The Cost of Shifting
If you can access your account online, you may be able to shift your assets as often as you like. Keep in mind that constant shifting means potential sales charges, exchange fees, exit fees and back-end loads. The more often you trade, the more often you’ll owe. And, aside from the costs this might incur, switching out of equities when the market is doing poorly means locking in your loss—and unlike a taxable account, you can’t take a tax deduction on capital losses in a 401(k).
How to Rebalance
You can rebalance your portfolio in different ways to bring the way it is allocated back in line with the balance you intend it to have.
One rebalancing strategy is to redirect money to the lagging asset class until it returns to the percentage of your total portfolio that it held in your original allocation. Or, you could add new investments, and concentrate your contributions on that class.
Another strategy is to sell off a portion of your holdings within the asset class that is outperforming others. You may then reinvest the profits in the lagging asset class.
All three approaches work well, but some people are more comfortable with the first two alternatives than the third. They find it hard to sell off investments that are doing well in order to put money into those that aren't. Remember, though, that if you invest in the lagging classes, you'll be positioned to benefit if they turn around and begin to prosper again.
Three Approaches to Rebalancing:
- redirecting money to lagging asset class;
- increasing investment to lagging asset clas; or
- selling off stronger asset class.
Automatic Rebalancing with Lifecycle Funds
The asset allocation you choose to help you meet your goals when you begin to invest in a
401(k) may no longer be the ideal allocation after you've been participating in the plan for 15 or 20 years or are nearing retirement.
Will you take the initiative to examine your portfolio and realign it if it seems advisable—for example, to shift its concentration in certain types of investments and perhaps reduce its risk potential? Or, like many 401(k) participants, you may not take the time to modify your allocation, or you may not be certain what to do—and so you do nothing.
That's where lifecycle funds come in. These funds are increasingly being offered as investment alternatives in 401(k) plans.
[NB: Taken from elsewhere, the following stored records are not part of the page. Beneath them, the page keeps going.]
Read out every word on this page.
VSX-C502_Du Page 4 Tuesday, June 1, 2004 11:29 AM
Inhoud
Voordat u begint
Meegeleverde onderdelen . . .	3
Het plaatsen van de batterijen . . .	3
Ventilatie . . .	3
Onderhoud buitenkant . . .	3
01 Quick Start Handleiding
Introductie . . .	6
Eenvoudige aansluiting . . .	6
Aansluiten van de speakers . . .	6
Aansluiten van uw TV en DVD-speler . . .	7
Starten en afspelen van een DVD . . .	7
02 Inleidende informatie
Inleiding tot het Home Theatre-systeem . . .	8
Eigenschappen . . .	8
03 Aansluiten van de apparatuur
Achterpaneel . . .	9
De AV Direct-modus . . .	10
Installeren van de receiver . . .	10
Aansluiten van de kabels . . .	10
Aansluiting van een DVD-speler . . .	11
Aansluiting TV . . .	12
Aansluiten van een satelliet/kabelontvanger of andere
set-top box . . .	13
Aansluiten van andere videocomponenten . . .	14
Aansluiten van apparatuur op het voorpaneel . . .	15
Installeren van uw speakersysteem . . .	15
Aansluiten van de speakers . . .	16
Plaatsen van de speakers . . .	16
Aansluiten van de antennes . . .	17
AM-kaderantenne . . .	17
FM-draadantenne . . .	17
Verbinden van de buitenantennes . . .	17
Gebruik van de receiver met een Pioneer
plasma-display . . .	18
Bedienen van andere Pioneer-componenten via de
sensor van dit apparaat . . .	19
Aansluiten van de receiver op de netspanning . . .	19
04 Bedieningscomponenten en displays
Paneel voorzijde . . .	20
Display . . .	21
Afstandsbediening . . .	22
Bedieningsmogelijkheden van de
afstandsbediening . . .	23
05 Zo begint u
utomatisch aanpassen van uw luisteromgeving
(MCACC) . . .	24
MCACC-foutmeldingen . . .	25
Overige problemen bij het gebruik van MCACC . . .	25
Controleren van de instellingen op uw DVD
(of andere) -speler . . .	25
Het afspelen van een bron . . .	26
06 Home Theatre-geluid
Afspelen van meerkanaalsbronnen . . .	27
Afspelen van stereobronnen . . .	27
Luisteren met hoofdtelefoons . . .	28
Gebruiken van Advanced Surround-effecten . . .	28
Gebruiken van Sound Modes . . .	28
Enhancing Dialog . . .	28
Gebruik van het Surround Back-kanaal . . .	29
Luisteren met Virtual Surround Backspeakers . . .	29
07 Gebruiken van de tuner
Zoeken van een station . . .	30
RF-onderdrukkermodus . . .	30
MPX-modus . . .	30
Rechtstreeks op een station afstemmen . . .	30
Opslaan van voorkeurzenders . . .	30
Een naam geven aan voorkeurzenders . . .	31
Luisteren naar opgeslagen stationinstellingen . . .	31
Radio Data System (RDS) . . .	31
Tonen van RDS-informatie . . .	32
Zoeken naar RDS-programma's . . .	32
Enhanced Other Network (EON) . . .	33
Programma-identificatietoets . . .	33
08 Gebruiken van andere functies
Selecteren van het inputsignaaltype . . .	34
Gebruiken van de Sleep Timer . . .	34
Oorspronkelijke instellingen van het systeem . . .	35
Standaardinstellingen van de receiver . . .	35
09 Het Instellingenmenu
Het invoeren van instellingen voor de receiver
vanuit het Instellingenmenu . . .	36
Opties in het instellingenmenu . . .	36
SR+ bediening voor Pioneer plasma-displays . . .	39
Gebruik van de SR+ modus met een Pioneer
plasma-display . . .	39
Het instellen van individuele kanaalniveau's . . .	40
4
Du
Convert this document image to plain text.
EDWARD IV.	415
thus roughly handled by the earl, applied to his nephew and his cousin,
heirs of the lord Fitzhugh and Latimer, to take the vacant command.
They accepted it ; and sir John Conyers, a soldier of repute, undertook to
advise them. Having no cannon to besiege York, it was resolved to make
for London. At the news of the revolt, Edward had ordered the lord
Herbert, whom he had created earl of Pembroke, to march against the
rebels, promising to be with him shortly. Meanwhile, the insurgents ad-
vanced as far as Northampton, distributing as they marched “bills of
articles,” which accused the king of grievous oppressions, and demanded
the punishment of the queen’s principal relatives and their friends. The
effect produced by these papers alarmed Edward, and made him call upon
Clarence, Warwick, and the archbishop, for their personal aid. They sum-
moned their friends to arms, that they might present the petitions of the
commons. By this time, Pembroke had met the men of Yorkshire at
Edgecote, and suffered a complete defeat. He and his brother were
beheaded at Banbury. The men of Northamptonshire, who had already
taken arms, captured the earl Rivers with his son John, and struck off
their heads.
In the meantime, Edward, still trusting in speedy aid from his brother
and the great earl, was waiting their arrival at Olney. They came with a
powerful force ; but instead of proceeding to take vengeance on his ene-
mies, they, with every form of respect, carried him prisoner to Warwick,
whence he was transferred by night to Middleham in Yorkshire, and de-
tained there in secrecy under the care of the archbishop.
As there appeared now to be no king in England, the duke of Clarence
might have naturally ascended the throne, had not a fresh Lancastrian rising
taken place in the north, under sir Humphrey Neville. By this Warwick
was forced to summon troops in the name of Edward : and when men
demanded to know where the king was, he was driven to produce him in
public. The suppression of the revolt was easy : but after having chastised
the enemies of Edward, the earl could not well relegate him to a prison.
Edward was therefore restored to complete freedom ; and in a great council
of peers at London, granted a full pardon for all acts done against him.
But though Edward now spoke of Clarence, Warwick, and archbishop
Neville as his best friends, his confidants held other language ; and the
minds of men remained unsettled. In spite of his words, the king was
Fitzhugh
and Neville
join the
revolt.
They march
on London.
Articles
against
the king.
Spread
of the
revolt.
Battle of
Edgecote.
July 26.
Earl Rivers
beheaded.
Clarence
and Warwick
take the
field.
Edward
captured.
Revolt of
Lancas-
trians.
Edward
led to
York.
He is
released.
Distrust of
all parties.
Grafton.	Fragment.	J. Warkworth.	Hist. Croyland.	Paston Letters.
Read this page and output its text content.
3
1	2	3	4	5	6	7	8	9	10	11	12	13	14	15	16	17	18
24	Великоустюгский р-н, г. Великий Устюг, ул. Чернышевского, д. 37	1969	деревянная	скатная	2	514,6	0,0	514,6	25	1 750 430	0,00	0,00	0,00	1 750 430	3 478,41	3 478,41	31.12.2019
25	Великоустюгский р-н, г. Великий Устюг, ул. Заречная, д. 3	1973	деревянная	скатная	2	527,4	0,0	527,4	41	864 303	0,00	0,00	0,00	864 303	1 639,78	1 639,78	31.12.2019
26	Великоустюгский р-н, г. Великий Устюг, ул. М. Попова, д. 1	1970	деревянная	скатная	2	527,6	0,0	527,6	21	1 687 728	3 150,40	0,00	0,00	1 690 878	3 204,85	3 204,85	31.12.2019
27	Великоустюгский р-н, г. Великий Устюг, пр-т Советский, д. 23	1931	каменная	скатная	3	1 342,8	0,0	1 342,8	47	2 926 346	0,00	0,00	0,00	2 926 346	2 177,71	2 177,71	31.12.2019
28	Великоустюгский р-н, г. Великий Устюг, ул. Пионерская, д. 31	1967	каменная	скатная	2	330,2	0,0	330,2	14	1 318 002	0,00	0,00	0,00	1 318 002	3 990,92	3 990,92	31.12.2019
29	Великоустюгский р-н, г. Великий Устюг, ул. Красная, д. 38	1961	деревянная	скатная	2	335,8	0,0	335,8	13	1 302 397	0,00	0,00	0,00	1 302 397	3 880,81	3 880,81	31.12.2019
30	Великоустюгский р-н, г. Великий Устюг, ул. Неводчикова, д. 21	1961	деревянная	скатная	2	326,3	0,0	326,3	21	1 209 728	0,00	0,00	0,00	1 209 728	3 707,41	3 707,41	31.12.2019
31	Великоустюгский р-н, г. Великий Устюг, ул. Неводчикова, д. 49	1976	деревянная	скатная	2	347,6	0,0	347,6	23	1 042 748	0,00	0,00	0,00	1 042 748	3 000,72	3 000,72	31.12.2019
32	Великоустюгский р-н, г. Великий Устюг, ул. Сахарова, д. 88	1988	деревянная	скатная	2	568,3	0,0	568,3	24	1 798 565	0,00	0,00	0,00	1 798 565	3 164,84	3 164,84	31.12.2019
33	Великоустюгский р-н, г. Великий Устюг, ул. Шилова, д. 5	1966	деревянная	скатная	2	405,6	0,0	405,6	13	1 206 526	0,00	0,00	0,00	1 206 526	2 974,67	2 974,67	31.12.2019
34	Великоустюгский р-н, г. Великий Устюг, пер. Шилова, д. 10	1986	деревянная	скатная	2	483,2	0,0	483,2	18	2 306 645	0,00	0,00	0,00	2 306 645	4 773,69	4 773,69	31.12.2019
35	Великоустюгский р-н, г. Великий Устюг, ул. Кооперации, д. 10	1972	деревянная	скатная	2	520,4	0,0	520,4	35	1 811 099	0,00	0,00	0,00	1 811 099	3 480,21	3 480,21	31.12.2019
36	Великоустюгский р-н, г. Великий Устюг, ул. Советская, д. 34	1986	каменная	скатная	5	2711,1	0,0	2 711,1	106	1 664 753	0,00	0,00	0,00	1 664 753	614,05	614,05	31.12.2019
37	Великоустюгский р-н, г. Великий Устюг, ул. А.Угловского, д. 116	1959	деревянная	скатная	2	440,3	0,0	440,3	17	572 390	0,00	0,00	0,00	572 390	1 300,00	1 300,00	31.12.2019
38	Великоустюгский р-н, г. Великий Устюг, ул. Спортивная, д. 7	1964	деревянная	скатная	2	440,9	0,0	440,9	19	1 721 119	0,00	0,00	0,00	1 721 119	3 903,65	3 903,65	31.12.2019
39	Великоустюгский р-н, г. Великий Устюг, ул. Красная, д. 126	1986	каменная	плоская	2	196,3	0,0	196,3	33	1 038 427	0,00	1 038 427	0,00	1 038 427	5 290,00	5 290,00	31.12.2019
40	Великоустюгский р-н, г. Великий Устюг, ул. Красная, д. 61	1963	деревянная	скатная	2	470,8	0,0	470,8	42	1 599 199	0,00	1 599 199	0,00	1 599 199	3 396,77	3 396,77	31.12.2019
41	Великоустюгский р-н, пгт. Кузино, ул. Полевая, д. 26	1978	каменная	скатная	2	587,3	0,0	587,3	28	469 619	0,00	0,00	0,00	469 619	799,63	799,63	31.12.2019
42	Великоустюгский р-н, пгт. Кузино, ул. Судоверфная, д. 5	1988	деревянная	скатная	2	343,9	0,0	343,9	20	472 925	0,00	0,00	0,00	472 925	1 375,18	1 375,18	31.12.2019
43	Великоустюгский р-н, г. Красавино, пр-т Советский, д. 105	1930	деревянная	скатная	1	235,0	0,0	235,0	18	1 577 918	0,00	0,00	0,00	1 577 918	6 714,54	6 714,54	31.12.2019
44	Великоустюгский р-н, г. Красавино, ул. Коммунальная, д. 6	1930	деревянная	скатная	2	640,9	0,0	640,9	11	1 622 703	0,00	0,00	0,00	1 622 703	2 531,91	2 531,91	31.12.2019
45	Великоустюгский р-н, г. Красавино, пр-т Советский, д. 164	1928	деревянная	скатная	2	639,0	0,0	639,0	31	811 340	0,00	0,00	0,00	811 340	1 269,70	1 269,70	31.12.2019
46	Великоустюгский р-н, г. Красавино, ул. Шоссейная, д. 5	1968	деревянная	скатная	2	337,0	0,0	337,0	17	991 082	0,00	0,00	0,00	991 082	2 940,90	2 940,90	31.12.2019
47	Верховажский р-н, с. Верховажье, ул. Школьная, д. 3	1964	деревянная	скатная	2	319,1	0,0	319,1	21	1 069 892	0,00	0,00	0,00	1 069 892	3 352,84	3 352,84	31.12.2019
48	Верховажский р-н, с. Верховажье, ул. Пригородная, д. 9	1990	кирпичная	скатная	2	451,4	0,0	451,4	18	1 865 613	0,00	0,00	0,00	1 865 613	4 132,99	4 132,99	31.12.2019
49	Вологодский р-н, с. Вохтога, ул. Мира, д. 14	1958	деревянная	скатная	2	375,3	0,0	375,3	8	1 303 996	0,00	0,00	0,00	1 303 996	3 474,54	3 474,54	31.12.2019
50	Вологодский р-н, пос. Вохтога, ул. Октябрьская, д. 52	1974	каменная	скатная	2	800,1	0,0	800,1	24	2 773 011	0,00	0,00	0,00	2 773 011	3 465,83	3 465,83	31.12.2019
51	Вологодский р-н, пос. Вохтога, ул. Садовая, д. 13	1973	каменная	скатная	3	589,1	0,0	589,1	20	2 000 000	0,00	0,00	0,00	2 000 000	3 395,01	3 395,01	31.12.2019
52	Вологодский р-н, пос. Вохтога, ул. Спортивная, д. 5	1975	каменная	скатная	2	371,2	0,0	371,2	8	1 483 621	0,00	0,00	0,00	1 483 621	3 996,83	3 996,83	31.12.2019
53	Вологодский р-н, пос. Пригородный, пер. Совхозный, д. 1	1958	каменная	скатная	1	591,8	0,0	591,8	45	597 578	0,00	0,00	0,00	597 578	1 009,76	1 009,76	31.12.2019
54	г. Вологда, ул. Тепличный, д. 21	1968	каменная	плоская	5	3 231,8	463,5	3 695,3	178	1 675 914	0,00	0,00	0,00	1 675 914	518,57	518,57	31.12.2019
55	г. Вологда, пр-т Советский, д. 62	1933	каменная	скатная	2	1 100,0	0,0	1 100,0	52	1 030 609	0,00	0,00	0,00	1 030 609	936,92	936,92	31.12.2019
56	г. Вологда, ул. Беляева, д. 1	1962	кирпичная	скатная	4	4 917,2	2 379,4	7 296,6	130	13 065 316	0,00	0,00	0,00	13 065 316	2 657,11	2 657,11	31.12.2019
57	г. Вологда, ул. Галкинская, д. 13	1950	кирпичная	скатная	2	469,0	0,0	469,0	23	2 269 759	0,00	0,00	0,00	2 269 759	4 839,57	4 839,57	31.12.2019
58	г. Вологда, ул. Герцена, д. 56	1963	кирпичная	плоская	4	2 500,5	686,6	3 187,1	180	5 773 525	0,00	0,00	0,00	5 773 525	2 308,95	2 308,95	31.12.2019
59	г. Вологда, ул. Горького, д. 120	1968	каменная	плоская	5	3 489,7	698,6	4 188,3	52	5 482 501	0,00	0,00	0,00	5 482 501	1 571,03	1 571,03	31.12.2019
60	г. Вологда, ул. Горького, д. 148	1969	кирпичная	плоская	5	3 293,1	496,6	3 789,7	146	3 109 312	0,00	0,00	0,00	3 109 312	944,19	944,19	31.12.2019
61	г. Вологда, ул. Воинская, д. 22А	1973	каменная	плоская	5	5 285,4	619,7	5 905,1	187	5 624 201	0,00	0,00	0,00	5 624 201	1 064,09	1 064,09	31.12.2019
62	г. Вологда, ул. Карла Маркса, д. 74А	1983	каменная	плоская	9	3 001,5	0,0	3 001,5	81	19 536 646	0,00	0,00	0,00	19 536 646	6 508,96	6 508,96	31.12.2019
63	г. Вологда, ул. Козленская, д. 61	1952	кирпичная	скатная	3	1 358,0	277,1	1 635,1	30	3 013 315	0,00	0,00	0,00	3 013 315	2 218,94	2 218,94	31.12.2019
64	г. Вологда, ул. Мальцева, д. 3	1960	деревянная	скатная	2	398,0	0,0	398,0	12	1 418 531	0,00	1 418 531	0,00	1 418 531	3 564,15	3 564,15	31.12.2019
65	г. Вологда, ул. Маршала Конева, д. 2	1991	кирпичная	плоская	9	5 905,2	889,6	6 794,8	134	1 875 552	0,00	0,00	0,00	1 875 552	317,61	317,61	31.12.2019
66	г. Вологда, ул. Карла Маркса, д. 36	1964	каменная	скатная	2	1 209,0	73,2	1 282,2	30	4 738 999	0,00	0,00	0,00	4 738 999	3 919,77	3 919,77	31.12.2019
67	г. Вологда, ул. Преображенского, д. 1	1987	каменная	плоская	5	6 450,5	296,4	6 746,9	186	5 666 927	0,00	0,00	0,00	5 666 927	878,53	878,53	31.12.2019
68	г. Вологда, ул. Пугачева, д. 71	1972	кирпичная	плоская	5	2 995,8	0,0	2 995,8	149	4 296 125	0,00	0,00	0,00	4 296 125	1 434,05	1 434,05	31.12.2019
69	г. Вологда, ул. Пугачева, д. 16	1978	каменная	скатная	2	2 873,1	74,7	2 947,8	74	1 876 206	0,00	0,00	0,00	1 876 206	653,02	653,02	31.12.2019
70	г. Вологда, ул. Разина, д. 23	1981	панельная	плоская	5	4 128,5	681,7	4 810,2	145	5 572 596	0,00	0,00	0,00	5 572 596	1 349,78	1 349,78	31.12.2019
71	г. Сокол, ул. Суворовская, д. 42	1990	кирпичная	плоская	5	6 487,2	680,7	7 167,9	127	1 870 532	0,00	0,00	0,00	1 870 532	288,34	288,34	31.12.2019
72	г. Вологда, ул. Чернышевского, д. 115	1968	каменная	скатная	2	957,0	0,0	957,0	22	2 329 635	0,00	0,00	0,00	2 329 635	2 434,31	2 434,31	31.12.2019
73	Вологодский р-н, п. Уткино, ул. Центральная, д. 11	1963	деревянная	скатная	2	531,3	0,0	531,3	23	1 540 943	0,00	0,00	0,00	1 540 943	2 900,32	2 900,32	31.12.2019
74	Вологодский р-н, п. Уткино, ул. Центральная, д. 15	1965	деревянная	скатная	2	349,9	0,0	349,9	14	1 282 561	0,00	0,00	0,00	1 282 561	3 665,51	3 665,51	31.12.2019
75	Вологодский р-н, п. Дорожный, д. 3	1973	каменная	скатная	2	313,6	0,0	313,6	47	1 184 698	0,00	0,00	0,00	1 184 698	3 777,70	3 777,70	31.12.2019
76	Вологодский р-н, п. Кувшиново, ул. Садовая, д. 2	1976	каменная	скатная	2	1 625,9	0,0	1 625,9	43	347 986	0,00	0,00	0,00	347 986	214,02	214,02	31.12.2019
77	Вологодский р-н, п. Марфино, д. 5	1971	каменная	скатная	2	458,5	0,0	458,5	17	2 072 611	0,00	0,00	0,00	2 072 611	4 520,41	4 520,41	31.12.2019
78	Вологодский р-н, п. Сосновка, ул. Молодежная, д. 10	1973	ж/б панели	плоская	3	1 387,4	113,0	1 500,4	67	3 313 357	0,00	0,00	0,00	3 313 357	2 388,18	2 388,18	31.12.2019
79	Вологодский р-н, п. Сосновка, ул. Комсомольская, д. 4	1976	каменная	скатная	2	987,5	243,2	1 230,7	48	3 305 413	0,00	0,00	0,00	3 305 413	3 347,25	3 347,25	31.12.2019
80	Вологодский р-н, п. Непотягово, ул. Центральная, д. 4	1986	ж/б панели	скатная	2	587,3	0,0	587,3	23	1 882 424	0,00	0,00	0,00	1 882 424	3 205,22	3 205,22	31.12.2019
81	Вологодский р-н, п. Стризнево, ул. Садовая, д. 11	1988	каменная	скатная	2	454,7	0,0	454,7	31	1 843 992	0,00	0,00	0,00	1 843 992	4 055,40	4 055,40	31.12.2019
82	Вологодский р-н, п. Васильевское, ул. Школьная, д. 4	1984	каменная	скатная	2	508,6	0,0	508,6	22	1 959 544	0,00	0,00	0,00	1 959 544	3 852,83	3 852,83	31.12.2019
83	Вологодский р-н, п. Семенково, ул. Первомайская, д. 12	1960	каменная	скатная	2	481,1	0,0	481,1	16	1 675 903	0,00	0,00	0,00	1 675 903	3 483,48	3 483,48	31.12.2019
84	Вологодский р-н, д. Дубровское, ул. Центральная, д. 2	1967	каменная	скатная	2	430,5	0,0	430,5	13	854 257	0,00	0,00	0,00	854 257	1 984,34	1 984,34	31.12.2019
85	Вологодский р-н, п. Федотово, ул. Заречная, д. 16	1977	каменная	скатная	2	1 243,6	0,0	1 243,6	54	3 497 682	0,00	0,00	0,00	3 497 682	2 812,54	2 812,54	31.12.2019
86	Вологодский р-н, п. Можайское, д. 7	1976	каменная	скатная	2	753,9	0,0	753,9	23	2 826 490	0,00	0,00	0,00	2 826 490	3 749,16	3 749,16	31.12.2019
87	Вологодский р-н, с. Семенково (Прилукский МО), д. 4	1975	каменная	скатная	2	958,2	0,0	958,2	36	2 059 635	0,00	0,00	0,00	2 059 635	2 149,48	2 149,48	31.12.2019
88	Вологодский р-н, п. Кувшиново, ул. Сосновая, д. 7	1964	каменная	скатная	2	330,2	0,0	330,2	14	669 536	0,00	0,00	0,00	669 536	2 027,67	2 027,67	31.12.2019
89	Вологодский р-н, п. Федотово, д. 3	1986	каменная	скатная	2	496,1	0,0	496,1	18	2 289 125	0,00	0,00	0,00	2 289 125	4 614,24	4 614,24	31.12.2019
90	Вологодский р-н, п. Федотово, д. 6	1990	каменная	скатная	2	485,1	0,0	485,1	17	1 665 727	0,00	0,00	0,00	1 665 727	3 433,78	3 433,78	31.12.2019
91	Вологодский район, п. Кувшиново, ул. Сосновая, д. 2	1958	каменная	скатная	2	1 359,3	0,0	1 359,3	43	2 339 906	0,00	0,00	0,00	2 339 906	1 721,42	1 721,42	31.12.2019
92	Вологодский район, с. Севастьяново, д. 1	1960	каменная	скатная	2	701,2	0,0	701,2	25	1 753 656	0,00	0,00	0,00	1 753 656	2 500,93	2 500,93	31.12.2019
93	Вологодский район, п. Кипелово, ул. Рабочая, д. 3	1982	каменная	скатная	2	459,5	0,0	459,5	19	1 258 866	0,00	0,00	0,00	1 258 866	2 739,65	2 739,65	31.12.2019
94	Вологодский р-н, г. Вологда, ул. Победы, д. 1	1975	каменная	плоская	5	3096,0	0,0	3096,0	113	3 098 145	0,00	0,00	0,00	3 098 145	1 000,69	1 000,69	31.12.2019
Each lifecycle fund is designed to have its allocation modified gradually over a period of years, shifting its focus from seeking growth to providing income and preserving principal.
Usually, this is accomplished by reducing your exposure to stocks and increasing the percentage your lifecycle fund allocates to bonds. To make matters simpler, a fund's timeframe is often part of its name. So if you're thinking of retiring in about 20 years, you might put money into Fund 2030. And if your target date is 30 years away, you might choose Fund 2040. Before transferring your balances to a lifecycle fund, you'll want to investigate the fund as you would any potential investment, looking at its objective, fees, manager, historical performance and risk levels, among other details. If it passes those tests, it may be an alternative to consider.
Also keep in mind that lifecycle fund managers may be making allocation decisions assuming that this is your sole investment. Take the time to evaluate lifecycle funds relative to your overall investment portfolio.
One of the benefits of a lifecycle fund, also known as a target date fund, is that it may help provide a more financially secure retirement. But remember, while these funds take some of the weight off your shoulders, they don't guarantee that you'll meet your goals.